A welcome surprise: more than fifty prose pieces, gathered together for the first time, by one of America's most revered and admired novelists and short-story writers, whose articles, essays, and cultural commentary-appearing in the New York Review of Books, the New York Times Book Review, the New Yorker, The Atlantic, the Guardian, Harper's Magazine, and elsewhere-have been parsing the political, artistic, and media idiom for the last three decades.
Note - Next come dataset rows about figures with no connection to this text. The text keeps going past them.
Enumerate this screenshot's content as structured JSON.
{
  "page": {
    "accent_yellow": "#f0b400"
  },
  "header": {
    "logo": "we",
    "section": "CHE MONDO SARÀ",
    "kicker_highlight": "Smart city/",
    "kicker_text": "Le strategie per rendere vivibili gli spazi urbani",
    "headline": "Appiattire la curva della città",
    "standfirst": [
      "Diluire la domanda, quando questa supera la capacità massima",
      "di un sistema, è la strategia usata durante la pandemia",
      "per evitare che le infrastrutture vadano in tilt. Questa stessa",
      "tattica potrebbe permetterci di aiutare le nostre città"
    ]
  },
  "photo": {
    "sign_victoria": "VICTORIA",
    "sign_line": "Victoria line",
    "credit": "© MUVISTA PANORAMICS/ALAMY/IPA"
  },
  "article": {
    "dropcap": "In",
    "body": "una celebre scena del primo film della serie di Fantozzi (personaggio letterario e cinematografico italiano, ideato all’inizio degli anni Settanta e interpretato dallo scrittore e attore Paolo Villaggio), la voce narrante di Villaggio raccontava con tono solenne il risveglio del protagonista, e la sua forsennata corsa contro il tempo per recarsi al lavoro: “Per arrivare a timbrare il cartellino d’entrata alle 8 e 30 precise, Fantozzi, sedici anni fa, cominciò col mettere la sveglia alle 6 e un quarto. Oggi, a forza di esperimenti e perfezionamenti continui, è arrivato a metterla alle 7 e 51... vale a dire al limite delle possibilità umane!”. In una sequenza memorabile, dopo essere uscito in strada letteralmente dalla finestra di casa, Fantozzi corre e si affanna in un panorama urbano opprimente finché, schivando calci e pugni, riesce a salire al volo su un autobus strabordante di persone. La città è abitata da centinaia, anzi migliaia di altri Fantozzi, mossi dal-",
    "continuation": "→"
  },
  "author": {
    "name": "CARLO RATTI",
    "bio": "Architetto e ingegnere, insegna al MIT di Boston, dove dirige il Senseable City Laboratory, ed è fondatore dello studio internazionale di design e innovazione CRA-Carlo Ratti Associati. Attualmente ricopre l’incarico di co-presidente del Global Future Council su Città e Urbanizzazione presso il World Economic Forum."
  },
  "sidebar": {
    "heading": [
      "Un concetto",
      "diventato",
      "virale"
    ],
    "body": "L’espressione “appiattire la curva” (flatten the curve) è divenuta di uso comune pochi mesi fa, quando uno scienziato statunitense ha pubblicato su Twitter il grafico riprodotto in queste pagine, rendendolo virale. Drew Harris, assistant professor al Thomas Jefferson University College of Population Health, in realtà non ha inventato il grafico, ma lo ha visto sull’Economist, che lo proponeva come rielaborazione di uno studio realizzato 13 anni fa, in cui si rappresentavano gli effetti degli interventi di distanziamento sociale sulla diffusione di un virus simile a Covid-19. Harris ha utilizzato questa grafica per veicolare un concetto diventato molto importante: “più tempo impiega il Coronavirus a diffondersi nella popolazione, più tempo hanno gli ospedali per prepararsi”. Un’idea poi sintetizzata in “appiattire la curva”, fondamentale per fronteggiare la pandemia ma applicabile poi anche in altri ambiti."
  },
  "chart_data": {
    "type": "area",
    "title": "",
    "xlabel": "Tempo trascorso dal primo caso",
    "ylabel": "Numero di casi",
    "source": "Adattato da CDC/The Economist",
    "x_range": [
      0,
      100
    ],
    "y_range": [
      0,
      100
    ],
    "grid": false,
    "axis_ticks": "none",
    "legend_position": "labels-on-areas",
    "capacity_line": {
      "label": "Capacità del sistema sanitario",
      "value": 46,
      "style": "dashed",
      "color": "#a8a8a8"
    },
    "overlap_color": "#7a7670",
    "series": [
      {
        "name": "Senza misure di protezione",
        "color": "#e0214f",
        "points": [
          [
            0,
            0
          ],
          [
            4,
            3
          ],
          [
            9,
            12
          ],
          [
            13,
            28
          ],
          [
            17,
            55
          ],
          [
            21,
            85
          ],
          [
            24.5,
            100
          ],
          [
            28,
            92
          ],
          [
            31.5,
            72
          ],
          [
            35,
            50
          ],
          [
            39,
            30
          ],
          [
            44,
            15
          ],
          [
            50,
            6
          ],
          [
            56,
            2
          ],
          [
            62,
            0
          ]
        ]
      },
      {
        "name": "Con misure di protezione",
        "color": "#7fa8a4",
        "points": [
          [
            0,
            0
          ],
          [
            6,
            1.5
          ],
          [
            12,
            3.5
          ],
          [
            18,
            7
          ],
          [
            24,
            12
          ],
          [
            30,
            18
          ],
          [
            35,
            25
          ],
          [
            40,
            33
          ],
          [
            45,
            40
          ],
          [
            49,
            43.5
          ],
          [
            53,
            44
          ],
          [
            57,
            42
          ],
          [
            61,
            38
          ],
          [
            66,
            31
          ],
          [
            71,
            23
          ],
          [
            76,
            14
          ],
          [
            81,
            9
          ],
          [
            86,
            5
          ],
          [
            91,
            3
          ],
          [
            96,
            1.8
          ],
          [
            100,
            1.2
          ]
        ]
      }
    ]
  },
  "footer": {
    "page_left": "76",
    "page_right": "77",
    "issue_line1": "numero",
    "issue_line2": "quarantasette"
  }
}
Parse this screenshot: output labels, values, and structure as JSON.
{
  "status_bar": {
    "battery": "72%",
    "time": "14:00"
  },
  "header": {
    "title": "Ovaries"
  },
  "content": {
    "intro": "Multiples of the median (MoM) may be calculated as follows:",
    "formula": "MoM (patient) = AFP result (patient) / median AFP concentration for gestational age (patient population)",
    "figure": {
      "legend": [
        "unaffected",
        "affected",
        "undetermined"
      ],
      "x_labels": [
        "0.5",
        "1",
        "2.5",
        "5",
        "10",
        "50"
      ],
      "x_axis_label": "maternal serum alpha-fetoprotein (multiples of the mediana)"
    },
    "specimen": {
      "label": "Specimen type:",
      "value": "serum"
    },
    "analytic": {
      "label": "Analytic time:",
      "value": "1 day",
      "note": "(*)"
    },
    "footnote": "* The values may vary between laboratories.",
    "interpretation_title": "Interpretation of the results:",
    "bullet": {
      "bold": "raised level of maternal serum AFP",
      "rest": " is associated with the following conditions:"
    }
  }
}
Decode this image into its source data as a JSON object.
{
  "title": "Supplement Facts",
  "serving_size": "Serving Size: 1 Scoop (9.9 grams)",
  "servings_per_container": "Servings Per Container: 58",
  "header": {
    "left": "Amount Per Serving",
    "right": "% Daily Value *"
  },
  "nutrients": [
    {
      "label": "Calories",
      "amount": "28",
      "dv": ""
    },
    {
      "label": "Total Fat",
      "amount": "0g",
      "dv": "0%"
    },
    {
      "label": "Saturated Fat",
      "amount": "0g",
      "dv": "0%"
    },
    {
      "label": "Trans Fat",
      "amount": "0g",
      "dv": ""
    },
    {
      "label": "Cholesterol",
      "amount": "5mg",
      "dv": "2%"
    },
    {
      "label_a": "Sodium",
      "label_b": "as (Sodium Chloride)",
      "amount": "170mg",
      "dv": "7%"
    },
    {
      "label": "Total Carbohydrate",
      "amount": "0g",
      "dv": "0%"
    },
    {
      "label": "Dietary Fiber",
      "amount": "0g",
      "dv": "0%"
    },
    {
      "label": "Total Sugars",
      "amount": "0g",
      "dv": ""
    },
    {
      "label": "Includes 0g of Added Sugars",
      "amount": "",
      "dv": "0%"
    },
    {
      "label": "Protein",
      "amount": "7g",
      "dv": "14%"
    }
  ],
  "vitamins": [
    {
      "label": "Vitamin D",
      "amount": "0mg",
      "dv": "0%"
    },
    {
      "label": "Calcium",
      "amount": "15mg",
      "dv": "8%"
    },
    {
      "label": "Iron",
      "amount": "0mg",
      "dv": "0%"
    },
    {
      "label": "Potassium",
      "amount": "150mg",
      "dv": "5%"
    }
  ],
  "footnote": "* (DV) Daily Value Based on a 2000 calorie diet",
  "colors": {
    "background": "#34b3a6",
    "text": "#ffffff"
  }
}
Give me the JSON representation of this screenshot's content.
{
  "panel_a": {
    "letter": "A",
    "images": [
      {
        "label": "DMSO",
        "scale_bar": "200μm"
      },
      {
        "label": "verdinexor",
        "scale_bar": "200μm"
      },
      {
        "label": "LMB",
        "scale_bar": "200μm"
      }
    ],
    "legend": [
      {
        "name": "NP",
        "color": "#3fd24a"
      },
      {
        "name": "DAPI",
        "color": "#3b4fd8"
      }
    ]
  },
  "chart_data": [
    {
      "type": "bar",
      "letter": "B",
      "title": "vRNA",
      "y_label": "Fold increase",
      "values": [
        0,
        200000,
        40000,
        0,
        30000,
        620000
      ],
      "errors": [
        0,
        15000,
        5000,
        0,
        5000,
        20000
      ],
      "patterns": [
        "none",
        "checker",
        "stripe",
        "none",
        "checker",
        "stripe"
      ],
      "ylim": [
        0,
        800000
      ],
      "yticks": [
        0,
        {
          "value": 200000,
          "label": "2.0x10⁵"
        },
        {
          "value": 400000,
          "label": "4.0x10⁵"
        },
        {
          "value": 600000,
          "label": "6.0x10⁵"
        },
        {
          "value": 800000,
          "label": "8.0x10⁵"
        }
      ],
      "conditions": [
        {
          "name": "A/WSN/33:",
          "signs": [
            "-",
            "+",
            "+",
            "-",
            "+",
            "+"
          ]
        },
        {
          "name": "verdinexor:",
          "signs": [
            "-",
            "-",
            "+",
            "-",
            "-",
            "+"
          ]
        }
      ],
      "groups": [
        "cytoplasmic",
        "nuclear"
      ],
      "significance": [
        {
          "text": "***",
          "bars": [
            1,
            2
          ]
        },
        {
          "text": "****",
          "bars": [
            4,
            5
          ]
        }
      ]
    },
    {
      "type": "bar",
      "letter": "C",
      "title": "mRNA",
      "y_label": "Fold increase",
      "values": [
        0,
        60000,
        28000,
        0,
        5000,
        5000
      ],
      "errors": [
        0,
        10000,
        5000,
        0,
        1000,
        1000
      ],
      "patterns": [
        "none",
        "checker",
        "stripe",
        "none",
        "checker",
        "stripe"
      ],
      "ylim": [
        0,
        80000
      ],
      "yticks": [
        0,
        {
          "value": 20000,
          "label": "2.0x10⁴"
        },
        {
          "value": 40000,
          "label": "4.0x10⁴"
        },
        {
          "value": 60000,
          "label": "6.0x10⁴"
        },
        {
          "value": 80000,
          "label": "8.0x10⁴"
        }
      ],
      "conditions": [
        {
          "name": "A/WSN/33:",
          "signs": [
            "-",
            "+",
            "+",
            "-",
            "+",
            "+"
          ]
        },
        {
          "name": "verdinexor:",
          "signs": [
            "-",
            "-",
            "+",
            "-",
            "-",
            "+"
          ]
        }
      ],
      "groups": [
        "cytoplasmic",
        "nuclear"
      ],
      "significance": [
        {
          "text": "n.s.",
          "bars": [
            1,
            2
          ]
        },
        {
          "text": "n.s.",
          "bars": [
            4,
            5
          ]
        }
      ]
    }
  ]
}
From Lorrie Moore's earliest reviews of novels by Margaret Atwood and Nora Ephron, to an essay on Ezra Edelman's 2016 O. J. Simpson documentary, and in between: Moore on the writing of fiction (the works of V. S. Pritchett, Don DeLillo, Philip Roth, Joyce Carol Oates, Alice Munro, Stanley Elkin, Dawn Powell, Nicholson Baker, et al.); on the continuing unequal state of race in America; on the shock of the shocking GOP; on the dangers (and cruel truths) of celebrity marriages and love affairs; on the wilds of television (The Wire, Friday Night Lights, Into the Abyss, Girls, Homeland, True Detective, Making a Murderer); on the (d)evolving environment; on terrorism, the historical imagination, and the world's newest form of novelist; on the lesser (and larger) lives of biography and the midwifery between art and life (Anais Nin, Marilyn Monroe, John Cheever, Edna St. Vincent Millay, Eudora Welty, Bernard Malamud, among others); on the high art of being Helen Gurley Brown; and much, much more.
Fifty years from now, it may well turn out that the work of very few American writers has as much to say about what it means to be alive in our time as that of Lorrie Moore (Harper's Magazine).